Salisbury Cathedral has the largest cloisters of any British Cathedral.
The cloisters were started as a purely decorative feature only five years after the cathedral building was completed, with shapes, patterns, and materials that copy those of the cathedral interior.
It was an ideal opportunity in the development of Early English Gothic architecture, and Salisbury Cathedral made full use of the new techniques of this emerging style. Pointed arches and lancet shapes are everywhere, from the prominent west windows to the painted arches of the east end. The narrow piers of the cathedral were made of cut stone rather than rubble-filled drums, as in earlier buildings, which changed the method of distributing the structure’s weight and allowed for more light in the interior. The piers are decorated with slender columns of dark gray Purbeck marble, which reappear in clusters and as stand-alone supports in the arches of the triforium, clerestory, and cloisters. The triforium and cloisters repeat the same patterns of plate tracery – basically stone cut-out shapes – of quatrefoils, cinquefoils, even hexafoils and octofoils. Proportions are uniform throughout.
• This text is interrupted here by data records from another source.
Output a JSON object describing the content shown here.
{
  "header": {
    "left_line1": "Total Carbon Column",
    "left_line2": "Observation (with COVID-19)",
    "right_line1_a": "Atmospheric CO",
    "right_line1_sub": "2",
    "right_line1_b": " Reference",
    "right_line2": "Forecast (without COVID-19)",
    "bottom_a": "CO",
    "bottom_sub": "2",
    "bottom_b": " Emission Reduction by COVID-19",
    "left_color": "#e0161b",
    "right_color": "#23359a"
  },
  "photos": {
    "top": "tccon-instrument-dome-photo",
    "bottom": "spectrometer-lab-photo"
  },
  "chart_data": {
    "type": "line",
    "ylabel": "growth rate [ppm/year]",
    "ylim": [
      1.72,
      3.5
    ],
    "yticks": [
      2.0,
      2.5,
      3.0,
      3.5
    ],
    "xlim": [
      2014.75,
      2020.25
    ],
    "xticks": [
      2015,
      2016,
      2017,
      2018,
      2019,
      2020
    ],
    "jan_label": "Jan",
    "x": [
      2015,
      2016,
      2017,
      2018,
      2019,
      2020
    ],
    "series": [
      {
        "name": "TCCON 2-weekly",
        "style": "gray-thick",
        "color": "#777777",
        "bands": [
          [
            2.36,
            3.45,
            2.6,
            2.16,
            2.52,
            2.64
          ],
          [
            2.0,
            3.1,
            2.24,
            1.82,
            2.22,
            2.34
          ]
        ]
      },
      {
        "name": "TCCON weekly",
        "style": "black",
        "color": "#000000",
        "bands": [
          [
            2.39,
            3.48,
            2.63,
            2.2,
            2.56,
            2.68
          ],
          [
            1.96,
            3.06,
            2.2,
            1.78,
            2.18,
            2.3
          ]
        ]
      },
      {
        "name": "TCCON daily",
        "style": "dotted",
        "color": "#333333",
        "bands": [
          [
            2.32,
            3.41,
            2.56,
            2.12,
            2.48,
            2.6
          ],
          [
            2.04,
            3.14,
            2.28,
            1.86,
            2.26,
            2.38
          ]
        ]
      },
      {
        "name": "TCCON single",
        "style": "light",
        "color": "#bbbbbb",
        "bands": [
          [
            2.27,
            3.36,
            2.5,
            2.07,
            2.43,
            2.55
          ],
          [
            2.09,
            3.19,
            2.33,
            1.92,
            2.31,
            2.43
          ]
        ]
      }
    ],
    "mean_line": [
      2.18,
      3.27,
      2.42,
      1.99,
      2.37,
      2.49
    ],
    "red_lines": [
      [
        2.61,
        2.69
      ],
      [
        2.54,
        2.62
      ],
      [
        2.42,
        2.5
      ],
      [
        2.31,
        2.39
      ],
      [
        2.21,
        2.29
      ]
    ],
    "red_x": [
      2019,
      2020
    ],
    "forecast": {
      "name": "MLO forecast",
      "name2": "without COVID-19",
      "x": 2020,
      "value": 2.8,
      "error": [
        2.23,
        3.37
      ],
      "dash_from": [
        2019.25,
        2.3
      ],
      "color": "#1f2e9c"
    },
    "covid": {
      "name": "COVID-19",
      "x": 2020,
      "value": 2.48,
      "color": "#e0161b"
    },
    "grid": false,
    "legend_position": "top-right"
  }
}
This has got to be one of my favourite Cathedrals – it’s good to see such good photos of it, thank you, Cherie
I enjoyed my visit which had been a long time in waiting. I will be visiting Winchester later in the year, a first for that one too
“The cloisters were started as a purely decorative feature ”
I don’t think so-
https://www.durhamworldheritagesite.com/architecture/cathedral/intro/cloisters
Your link also says the spire is 404ft and I thought…is it?
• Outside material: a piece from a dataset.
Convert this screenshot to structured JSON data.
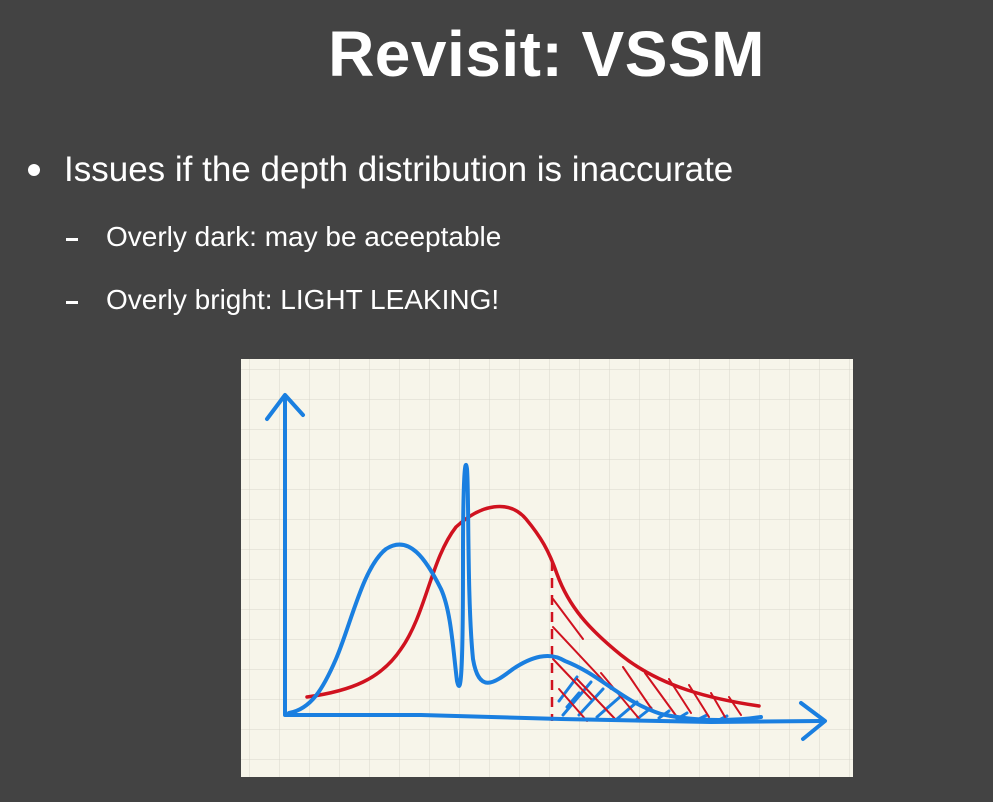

Every book I have read has the spire as 415ft.
e.g.-
Building Construction Before Mechanization by John Fitchen
Anybody measured it recently?
Sorry to be pedantic – I don’t know what came over me!
Well…
The Cathedral website thinks it is 404ft:
http://www.salisburycathedral.org.uk/visit-what-see/salisbury-cathedral-spire
As to the purely decorative feature… The jury is out on that… more research is needed
Fabulous pictures of the cloisters. The long waiting paid off, great weather and wonderful pictures.
Thank you It was wonderful to see the Cathedral and the cloisters after that great wait…
I have often thought I could live quite happily as a monk wandering round cloisters, especially in those places where they brew Belgian beer, but the inability to believe in anything seemed to disqualify me. Knowing what I know now I expect I would not have been alone in my lack of belief, for I have made the mistake through life of taking what people say literally. Ah well, lovely photo though.
As far as I know most people believe in something unless they are thinking the world we live in is a dream…
Glad you enjoyed the photos
Well, there is a difference between suspecting or presuming and absolutely believing. To me the word belief implies internal certainty, and in our predicament as mere humans I don’t believe that certainty is justifiable (althugh I’m not certain about that)
I wonder if you believe a flower exists… I do, I can see and feel it, surely it exists?
Something out there probably exists that creates the image of a flower that I suspect is made by neurons in my brain, and the image is not the flower, whatever it is, and in any case it all may just be a figment of my imagination… or I may be of yours…
We should just take courage and enjoy our imaginations
I still recall the feel of walking around a cloister for the first time as a child in Durham. that feeling of light, space and airiness remains with me as I visit other similar locations.
Large churches and cathedrals are quite breathtaking!